New angles and concepts in 3D printing are always welcome, and we haven’t seen anything quite like [Horn & Rhode]’s 3D prints that do not look anything like 3D prints, accomplished with an experimental tool called HueForge. The concept behind it is simple (though not easy), and the results can be striking when applied correctly.

3D prints that really don’t look 3D-printed.

The idea is this: colored, melted filament is, in a sense, not that different from colored paint. Both come in various colors, are applied in thin layers, and blend into new colors when they do so. When applied correctly, striking imagery can emerge. An example is shown here, but there are several more both on the HueForge project page as well as models on Printables.

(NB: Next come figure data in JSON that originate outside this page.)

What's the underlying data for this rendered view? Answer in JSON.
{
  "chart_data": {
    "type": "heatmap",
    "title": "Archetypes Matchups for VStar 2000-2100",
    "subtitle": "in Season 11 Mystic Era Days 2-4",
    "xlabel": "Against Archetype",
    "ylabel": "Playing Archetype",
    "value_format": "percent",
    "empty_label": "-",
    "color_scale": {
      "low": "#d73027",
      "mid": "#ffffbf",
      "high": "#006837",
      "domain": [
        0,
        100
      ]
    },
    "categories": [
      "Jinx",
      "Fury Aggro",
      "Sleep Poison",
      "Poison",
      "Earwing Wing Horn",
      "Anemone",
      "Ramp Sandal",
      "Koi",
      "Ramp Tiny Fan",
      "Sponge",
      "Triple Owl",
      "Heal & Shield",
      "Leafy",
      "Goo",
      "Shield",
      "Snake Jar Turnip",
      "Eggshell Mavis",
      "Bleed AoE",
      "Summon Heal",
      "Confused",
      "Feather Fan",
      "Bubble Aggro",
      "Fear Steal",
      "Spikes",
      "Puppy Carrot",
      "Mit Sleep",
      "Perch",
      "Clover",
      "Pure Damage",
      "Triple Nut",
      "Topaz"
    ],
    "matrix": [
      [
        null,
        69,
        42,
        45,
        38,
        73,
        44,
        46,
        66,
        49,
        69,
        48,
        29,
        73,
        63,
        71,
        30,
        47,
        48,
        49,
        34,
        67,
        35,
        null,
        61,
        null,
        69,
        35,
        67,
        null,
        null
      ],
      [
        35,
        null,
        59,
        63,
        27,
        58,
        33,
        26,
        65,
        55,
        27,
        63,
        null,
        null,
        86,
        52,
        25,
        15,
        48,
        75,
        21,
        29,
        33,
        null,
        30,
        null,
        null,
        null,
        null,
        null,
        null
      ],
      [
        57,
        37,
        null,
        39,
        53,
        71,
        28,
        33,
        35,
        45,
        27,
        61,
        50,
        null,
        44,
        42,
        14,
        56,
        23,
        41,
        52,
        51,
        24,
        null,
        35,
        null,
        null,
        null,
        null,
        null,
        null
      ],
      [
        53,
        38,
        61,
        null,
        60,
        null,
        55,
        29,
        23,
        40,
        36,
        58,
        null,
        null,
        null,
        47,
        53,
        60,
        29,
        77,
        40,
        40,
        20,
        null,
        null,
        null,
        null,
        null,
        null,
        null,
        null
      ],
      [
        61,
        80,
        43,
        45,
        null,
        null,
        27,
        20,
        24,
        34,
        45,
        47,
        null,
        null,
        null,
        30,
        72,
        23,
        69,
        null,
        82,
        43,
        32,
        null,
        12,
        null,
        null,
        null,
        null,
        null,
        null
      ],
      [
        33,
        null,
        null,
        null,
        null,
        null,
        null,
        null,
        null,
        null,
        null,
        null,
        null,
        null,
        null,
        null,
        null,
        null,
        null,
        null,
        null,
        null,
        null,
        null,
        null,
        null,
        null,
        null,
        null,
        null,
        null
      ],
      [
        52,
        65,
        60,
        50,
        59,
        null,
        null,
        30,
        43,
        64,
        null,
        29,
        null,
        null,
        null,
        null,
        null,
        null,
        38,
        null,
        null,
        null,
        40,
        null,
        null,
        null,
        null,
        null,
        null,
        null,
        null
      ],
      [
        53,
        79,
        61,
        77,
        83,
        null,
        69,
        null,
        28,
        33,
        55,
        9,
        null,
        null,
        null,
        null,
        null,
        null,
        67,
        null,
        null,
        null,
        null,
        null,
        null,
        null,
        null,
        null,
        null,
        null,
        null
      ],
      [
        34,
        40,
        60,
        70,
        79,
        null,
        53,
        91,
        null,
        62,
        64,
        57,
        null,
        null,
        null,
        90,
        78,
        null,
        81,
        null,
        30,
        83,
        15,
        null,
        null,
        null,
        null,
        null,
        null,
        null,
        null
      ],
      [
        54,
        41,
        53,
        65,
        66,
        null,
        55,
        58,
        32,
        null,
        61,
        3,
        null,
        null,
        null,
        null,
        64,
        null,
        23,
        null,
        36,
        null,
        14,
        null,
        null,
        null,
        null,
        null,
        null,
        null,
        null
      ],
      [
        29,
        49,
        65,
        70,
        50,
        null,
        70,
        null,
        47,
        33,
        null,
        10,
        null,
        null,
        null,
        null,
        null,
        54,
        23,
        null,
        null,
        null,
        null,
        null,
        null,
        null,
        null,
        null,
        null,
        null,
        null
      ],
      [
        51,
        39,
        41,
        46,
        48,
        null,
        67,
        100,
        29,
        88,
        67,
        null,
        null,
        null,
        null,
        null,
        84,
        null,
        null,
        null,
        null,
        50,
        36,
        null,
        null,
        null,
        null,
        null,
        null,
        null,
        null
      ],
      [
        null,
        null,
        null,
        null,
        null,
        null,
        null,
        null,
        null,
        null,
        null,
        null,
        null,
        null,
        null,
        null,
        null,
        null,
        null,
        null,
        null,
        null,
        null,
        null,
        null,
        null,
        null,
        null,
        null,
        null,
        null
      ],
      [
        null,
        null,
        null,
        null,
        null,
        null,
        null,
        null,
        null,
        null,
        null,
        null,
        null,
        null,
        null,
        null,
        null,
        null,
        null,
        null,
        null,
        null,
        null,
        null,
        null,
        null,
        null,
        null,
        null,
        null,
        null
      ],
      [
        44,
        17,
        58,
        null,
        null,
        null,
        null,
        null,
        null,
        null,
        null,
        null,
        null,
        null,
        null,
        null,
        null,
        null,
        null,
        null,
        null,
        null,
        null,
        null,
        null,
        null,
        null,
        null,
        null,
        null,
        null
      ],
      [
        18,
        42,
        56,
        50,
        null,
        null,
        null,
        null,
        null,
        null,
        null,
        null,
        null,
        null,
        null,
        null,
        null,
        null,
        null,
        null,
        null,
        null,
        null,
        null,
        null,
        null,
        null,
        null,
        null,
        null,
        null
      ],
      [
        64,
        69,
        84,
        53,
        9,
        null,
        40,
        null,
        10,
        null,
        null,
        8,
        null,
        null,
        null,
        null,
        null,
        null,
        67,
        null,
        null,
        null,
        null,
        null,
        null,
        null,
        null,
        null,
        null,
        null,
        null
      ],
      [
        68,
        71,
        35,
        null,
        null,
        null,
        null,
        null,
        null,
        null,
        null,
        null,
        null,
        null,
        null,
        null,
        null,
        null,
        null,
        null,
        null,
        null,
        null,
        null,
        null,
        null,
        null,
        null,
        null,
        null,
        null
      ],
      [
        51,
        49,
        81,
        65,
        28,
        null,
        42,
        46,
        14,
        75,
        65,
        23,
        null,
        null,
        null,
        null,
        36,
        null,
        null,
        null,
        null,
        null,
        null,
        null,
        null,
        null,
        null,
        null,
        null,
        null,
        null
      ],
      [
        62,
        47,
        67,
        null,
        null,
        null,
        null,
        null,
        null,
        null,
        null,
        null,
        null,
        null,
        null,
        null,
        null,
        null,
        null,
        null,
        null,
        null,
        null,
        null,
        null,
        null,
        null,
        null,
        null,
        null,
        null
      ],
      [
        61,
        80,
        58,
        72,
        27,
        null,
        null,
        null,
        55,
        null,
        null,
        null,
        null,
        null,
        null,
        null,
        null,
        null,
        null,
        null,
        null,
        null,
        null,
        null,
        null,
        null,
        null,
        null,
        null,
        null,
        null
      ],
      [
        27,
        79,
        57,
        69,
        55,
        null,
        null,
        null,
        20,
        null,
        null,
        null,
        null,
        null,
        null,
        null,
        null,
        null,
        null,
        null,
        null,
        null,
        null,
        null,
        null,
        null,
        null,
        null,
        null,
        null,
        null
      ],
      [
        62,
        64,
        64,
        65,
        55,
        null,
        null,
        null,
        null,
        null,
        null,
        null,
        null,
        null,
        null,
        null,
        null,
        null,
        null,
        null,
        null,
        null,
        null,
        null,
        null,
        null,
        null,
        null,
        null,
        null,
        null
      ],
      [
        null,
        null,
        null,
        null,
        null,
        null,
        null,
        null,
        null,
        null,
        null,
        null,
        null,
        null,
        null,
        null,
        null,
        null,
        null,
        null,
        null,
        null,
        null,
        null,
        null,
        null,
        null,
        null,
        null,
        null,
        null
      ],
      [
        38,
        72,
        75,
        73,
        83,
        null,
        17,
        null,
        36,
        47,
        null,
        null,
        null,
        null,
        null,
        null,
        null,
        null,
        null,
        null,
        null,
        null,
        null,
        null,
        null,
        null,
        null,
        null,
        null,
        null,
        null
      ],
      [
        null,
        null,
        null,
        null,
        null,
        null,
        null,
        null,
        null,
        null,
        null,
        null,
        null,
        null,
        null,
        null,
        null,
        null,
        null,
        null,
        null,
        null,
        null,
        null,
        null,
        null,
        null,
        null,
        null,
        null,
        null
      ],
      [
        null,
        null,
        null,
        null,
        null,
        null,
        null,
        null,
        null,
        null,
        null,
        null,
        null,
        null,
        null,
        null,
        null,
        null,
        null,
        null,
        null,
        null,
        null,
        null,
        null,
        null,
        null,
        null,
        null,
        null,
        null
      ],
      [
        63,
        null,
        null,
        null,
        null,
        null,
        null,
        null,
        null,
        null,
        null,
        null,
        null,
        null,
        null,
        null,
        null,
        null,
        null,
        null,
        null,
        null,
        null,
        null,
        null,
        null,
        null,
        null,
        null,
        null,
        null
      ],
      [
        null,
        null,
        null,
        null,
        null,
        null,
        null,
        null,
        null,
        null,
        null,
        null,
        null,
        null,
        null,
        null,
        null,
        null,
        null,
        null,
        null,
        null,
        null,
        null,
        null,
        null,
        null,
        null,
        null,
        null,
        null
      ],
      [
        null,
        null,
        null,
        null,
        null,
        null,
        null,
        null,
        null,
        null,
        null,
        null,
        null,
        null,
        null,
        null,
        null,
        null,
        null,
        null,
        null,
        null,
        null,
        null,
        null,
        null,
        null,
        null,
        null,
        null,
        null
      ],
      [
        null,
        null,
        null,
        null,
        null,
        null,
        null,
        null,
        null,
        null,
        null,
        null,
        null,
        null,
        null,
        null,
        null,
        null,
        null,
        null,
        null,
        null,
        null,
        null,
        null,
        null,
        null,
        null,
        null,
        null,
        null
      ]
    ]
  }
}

Instead of the 3D printer producing a 3D object, the printer creates a (mostly) flat image similar in structure to a lithophane. But unlike a lithophane, these blend colors in clever and effective ways by printing extremely thin layers in highly precise ways.

Doing this effectively requires a software tool to plan the color changes and predict how the outcome will look. It all relies on the fact that even solid-color filaments are not actually completely opaque — not when printed at a layer height of 0.08 mm, anyway — and colors will, as a result, blend into one another when layered. That’s how a model like the one shown here can get away with only a few filament changes.

Of course, this process is far from being completely automated. Good results require a solid amount of manual effort, and the transmissivity of one’s particular filament choices plays a tremendous role in how colors will actually blend. That’s where the FilaScope comes in: a tool to more or less objectively measure how well (or how poorly) a given filament transmits light. The results plug into the HueForge software to better simulate results and plan filament changes.

When done well, it’s possible to create things that look nothing at all like what we have come to expect 3D-printed things to look. The cameo proof-of-concept model is available here if you’d like to try it for yourself, and there’s also an Aztec-style carving that gives a convincing illusion of depth.

[Horn & Rhode] point out that this concept is still searching for a right-sounding name. Front-lit lithophane? Reverse lithophane? Filament painting? Color-blended bas-relief? If you have a better idea, we urge you not to keep it to yourself because [Horn & Rhode] absolutely want to hear from you.